The lobby bunny wears a dazzling necklace with a jeweled carrot as its pendent. Guests will notice the carrot motif throughout the hotel.
“Just like real carrots, no two are exactly alike,” says Robin Rogers, studio manager and program director at the Perry Glass Studio, who made them.
The hotel’s crown molding and windows have been restored along with the ornate ironwork on the lobby stairwell. Twelve of its 14 floors are guest rooms, with the second through fourth floors featuring the building’s original doors.
Elevators on each floor open to vivid, large-scale images of the glassmaking process, and each level features pieces of the Perry collection that can only be seen by registered guests. Meeting rooms display the building’s brick columns and have built-in large cabinets to feature more colorful artwork.
“We really try to keep it inspirational while you’re in your meetings,” Campo says.
Guest rooms are designed to be reminiscent of an artist’s loft. Glass subway tiles play throughout the bathrooms and the living areas have vintage Frigidaire mini-refrigerators and analog alarm clocks. The rooms are glammed up with Frette brand towels, linens and robes, and pops of color with lime-green Harry Josh blow dryers. (Look for the GL monogram stamped into each roll of toilet paper.)
All of the glassware is hand-blown glass and the rooms are stocked with Southern snacks, such as peanuts and cheese crisps, and a bottle of French wine, “to keep the chef happy,” Campo says.
The rooms also include a copy of the Gouloumes’ coffee-table book, “D’esquisses eu delices” – sketches of delight. The chef was born in France and started working in a kitchen more than 40 years ago when he was 14. He was fortunate, he says, to have instructors who wanted him to love creating food.
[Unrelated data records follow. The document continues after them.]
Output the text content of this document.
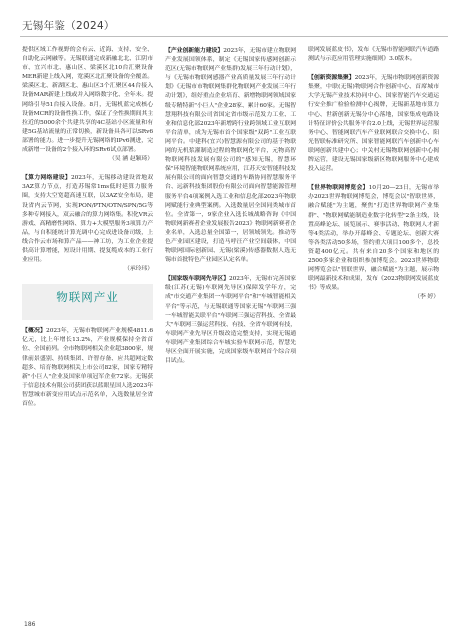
无锡年鉴（2024）

提供区域工作视野的会有云、近海、支持、安全、自助化云网融等。无锡联通完成新融北北、江阴市市、宜兴市北、惠山区、梁溪区北10台汇聚设备MER新建上线入网，宽溪区北汇聚设备的全覆盖。梁溪区北、新湖区北、惠山区3个汇聚区44台接入设备MAR新建上线或并入网络数字化、全年未。提网络引导51台接入设备。8月，无锡机蓝完成核心设备MCR的设备性换工作，保证了全性换期间其主拉近的5000余个共建共享的4C基站小区流量和有建5G基站流量的正常切换，新设备具各可以SRv6部署的能力。进一步提升无锡网络的IPv6测进，完成新增一设备的2个接入环的SRv6试点部署。

（吴 涵 赵颖琦）

【算力网络建设】2023年，无锡移动建设省地双3AZ算力节点，打造苏锡常1ms低时延算力服务圈，支持大空宽超高速互联，以3AZ安全布局，建设省内云节网，实现PON/PTN/OTN/SPN/5G等多种专网接入，双云融合的算力网络集。积化VR云游戏、高精磨性网络、算力+大模型服务3项算力产品，与自积能统计算光调中心完成进设备司级，上线合作云市场和算产品——神工坊，为工业企业提供高计算增能，短设计用期、提复缆成本的工业行业应用。

（承玲玮）

物联网产业

【概况】2023年，无锡市物联网产业规模4811.6亿元，比上年增长13.2%，产业规模保持全省首位、全国前列。全市物联网相关企业超3800家，规律前景盛别、持续集团、许智存备、应共超网定数超多、培育物联网相关上市公司82家，国家专精特新"小巨人"企业及国家单项冠军企业72家。无锡获于信息技术有限公司获团获以蓝眼星国人选2023年智慧城市新变应用试点示范名单，入选数量居全省首位。

【产业创新能力建设】2023年，无锡市建立物联网产业发展国领体系，制定《无锡国家传感网创新示范区(无锡市物联网产业集群)发展三年行动计划》，与《无锡市物联网感器产业高质量发展三年行动计划》《无锡市市物联网集群化物联网产业发展三年行动计划》，组好重点企业培育、新增物联网领域国家级专精特新"小巨人"企业28家、累计60家。无锡智慧翔科技有限公司省国定省市级示范发力工业、工业和信息化部2023年新增跨行业跨领域工业互联网平台清单，成为无锡市首个国家级"双跨"工业互联网平台。中建科(宜兴)智慧源有限公司的基于物联网的无机浆灌制造过程的物联网化平台，元物高智物联网科技发展有限公司的"感知无锡，智慧环保"环境智能物联网系统应用，江苏天安智能科技发展有限公司的面向智慧交通的车路协同智慧服务平台、远新科技集团股份有限公司面向智慧能源管理服务平台4项案例入选工业和信息化部2023年物联网赋能行业典型案例。入选数量居全国同类城市首位。全省第一，9家企业入选长城战略咨询《中国物联网新赛者企业发展报告2023》物联网新赛者企业名单，入选总量全国第一，居领域领先。推动等色产业园区建设，打造马呼汪产业空间载体，中国物联网国际创新园、无锡(梁溪)传感器数据人选无锡市首批特色产业园区认定名单。

【国家级车联网先导区】2023年，无锡市完善国家级(江苏(无锡)车联网先导区)保障发学年方，完成"市交通产业集团一车联网平台"和"车城智能相关平台"等示范，与无锡联通等国家无锡"车联网三强一车城智能关联平台"车联网三强运营科技、全省最大"车联网三强运营科技、有技、全省车联网有技，车联网产业先导区升级改造完整支持，实现无锡通车联网产业集团综合车城实验车联网示范，智慧先导区全面开展实施，完成国家级车联网首个综合项目试点。

联网发展蓝皮书》，发布《无锡市智能网联汽车道路测试与示范应用管理实施细则》3.0版本。

【创新资源集聚】2023年，无锡市物联网创新资源集聚，中联(无锡)物联网合作创新中心、首席城市大学无锡产业技术协同中心、国家智能汽车交通运行安全推广检验检测中心揭牌，无锡新基地市算力中心、世新创新无锡分中心落地，国家集成电路设计特征评价公共服务平台2.0上线，无锡世界运营服务中心、智能网联汽车产业联网联合交换中心、阳光智联标准研究所、国家智能网联汽车创新中心车联网创新共建中心；中关村无锡物联网创新中心揭牌运营，建设无锡国家级新区物联网服务中心建成投入运营。

【世界物联网博览会】10月20—23日，无锡市举办2023世界物联网博览会，博览会以"智联世界，融合赋能"为主题，聚焦"打造世界物联网产业集群"、"物联网赋能制造业数字化转型"2条主线，设置高峰论坛、展览展示、赛事活动、物联网人才新等4类活动，举办开幕峰会、专题论坛、创新大赛等各类活动50多场，签约重大项目100多个，总投资超400亿元。共有来自20多个国家和地区的2500多家企业和组织参加博览会。2023世界物联网博览会以"智联世界，融合赋能"为主题，展示物联网最新技术和成果，发布《2023物联网发展蓝皮书》等成果。

（李 婷）

186
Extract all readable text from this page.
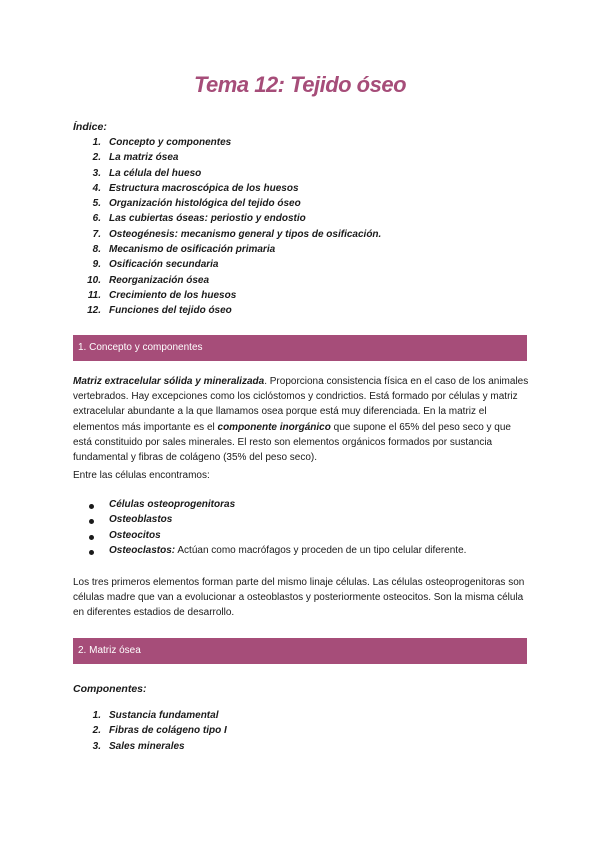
Tema 12: Tejido óseo
Índice:
1. Concepto y componentes
2. La matriz ósea
3. La célula del hueso
4. Estructura macroscópica de los huesos
5. Organización histológica del tejido óseo
6. Las cubiertas óseas: periostio y endostio
7. Osteogénesis: mecanismo general y tipos de osificación.
8. Mecanismo de osificación primaria
9. Osificación secundaria
10. Reorganización ósea
11. Crecimiento de los huesos
12. Funciones del tejido óseo
1. Concepto y componentes

Matriz extracelular sólida y mineralizada. Proporciona consistencia física en el caso de los animales vertebrados. Hay excepciones como los ciclóstomos y condrictios. Está formado por células y matriz extracelular abundante a la que llamamos osea porque está muy diferenciada. En la matriz el elementos más importante es el componente inorgánico que supone el 65% del peso seco y que está constituido por sales minerales. El resto son elementos orgánicos formados por sustancia fundamental y fibras de colágeno (35% del peso seco).

Entre las células encontramos:

Células osteoprogenitoras
Osteoblastos
Osteocitos
Osteoclastos: Actúan como macrófagos y proceden de un tipo celular diferente.

Los tres primeros elementos forman parte del mismo linaje células. Las células osteoprogenitoras son células madre que van a evolucionar a osteoblastos y posteriormente osteocitos. Son la misma célula en diferentes estadios de desarrollo.

2. Matriz ósea
Componentes:
1. Sustancia fundamental
2. Fibras de colágeno tipo I
3. Sales minerales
He fondly remembers a meticulous pastry chef who left color traces of his creations on his apron. At the end of the day, the apron “could have been hung up and displayed like a piece of art.”
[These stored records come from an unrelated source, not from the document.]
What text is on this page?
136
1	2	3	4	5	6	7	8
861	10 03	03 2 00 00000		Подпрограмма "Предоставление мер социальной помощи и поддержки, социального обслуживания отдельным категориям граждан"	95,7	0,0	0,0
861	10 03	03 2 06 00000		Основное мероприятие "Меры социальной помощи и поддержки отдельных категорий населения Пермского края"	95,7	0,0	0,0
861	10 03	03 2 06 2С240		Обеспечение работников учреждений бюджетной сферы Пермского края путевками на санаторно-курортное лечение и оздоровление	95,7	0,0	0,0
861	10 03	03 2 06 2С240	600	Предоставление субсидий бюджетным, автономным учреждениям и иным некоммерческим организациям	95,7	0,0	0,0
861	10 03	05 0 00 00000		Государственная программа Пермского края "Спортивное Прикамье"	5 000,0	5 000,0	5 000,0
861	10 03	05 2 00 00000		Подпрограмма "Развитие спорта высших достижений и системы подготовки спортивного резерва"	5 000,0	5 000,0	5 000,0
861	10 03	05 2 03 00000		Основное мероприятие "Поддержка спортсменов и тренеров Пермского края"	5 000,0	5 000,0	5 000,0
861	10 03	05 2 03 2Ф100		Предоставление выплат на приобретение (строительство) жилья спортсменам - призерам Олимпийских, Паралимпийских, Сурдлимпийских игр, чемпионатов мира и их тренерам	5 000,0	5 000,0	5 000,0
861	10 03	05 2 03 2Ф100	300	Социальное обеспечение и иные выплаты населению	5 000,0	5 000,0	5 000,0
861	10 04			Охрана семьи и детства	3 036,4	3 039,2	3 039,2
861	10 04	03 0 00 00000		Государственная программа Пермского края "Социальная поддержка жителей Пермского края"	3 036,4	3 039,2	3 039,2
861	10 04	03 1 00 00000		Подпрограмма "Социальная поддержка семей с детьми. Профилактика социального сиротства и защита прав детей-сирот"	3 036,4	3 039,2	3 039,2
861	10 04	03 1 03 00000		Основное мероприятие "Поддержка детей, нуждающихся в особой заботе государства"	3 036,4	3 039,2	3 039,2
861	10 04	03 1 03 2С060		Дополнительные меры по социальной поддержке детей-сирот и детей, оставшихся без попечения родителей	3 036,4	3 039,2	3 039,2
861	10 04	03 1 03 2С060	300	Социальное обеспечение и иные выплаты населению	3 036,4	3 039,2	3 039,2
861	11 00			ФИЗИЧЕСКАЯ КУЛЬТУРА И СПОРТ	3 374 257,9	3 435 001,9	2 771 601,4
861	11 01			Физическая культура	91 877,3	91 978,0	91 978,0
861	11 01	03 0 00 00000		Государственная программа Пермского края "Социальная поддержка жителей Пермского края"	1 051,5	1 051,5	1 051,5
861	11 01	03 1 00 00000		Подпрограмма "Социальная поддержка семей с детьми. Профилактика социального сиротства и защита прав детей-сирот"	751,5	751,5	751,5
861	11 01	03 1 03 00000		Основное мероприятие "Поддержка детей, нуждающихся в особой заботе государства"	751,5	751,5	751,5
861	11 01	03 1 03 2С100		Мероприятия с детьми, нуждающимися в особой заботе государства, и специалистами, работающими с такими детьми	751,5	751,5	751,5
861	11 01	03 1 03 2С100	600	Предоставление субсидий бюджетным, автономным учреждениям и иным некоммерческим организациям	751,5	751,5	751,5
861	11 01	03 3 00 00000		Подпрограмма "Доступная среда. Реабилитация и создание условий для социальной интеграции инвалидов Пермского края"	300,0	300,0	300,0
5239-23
Gouloumes has cooked for heads of state and celebrity clientele around the world. He was awarded the coveted Michelin star in 2005. Gouloumes headed the Belmond La Samanna resort in St. Martin before it was severely damaged by Hurricane Irma in 2017.
Tim Stiffler, president of Suburban Capital, had eaten there and swooned over Gouloumes’ menu. He mentioned that he hoped the chef could one day helm one of his restaurants. Irma made that a reality.
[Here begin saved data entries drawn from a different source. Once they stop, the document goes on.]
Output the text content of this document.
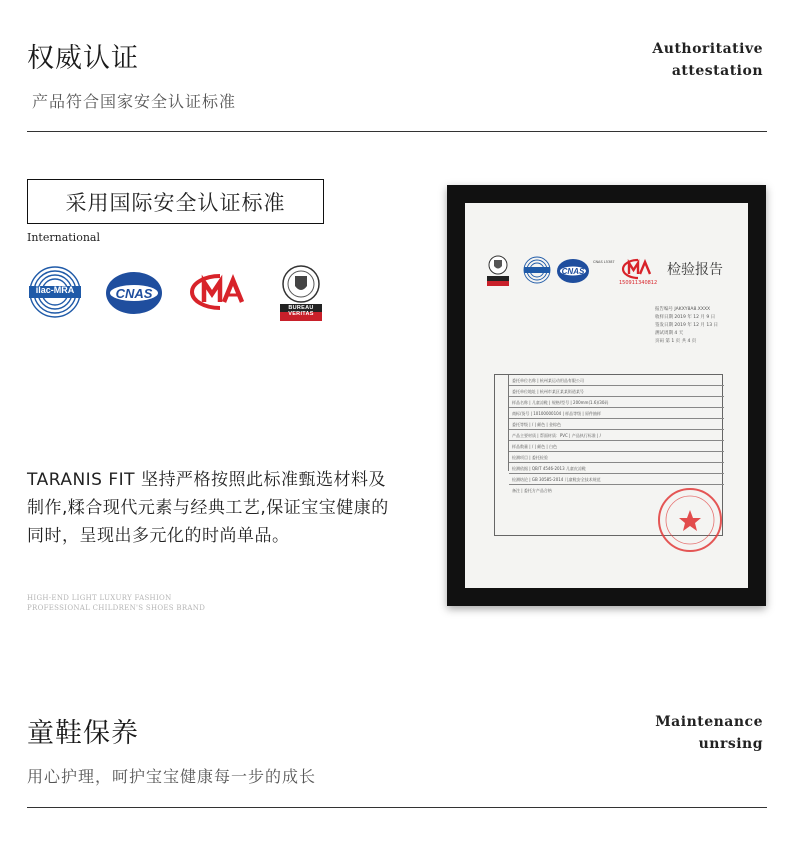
权威认证
产品符合国家安全认证标准
Authoritative
attestation
采用国际安全认证标准
International
ilac-MRA	CNAS
BUREAU VERITAS
TARANIS FIT 坚持严格按照此标准甄选材料及制作,糅合现代元素与经典工艺,保证宝宝健康的同时，呈现出多元化的时尚单品。
HIGH-END LIGHT LUXURY FASHION
PROFESSIONAL CHILDREN'S SHOES BRAND
CNAS
CNAS L5387
150911340812
检验报告
报告编号 JAKXY8A8.XXXX
收样日期 2019 年 12 月 9 日
签发日期 2019 年 12 月 13 日
测试周期 4 天
页码 第 1 页 共 4 页
委托单位名称 | 杭州某运动用品有限公司
委托单位地址 | 杭州市某区某某街道某号
样品名称 | 儿童凉鞋 | 规格/型号 | 200mm(1.6)/30码
商标/货号 | 10100000104 | 样品等级 | 原件抽样
委托等级 | / | 颜色 | 金棕色
产品主要材质 | 帮面材质：PVC | 产品执行标准 | /
样品数量 | / | 颜色 | 白色
检测项目 | 委托检验
检测依据 | QB/T 4546-2013 儿童皮凉鞋
检测结论 | GB 30585-2014 儿童鞋安全技术规范
备注 | 委托方产品合格
童鞋保养
用心护理，呵护宝宝健康每一步的成长
Maintenance
unrsing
After arriving in Norfolk in the summer of 2018, Gouloumes designed the kitchen to be a visual focus of the dining area. Gouloumes says he was also lucky in snagging sous chef Zack Close, a Norfolk Collegiate graduate, who spent the past seven years at the Michelin-starred Café Boulud in New York.
Gouloumes has developed breakfast, lunch and dinner menus that blend his French roots with Tidewater tastes such as a butternut squash veloute with charred onion, gruyère cheese and Edwards Virginia ham. Already, particular dishes, such as the crispy octopus, have become local favorites. Gouloumes cooks the octopus for four hours before preparing it with a medley of Spanish chorizo, mild piquillo peppers and cannellini beans.
“We want to create something good, of course,” he says, “but we want to make you want to come back.”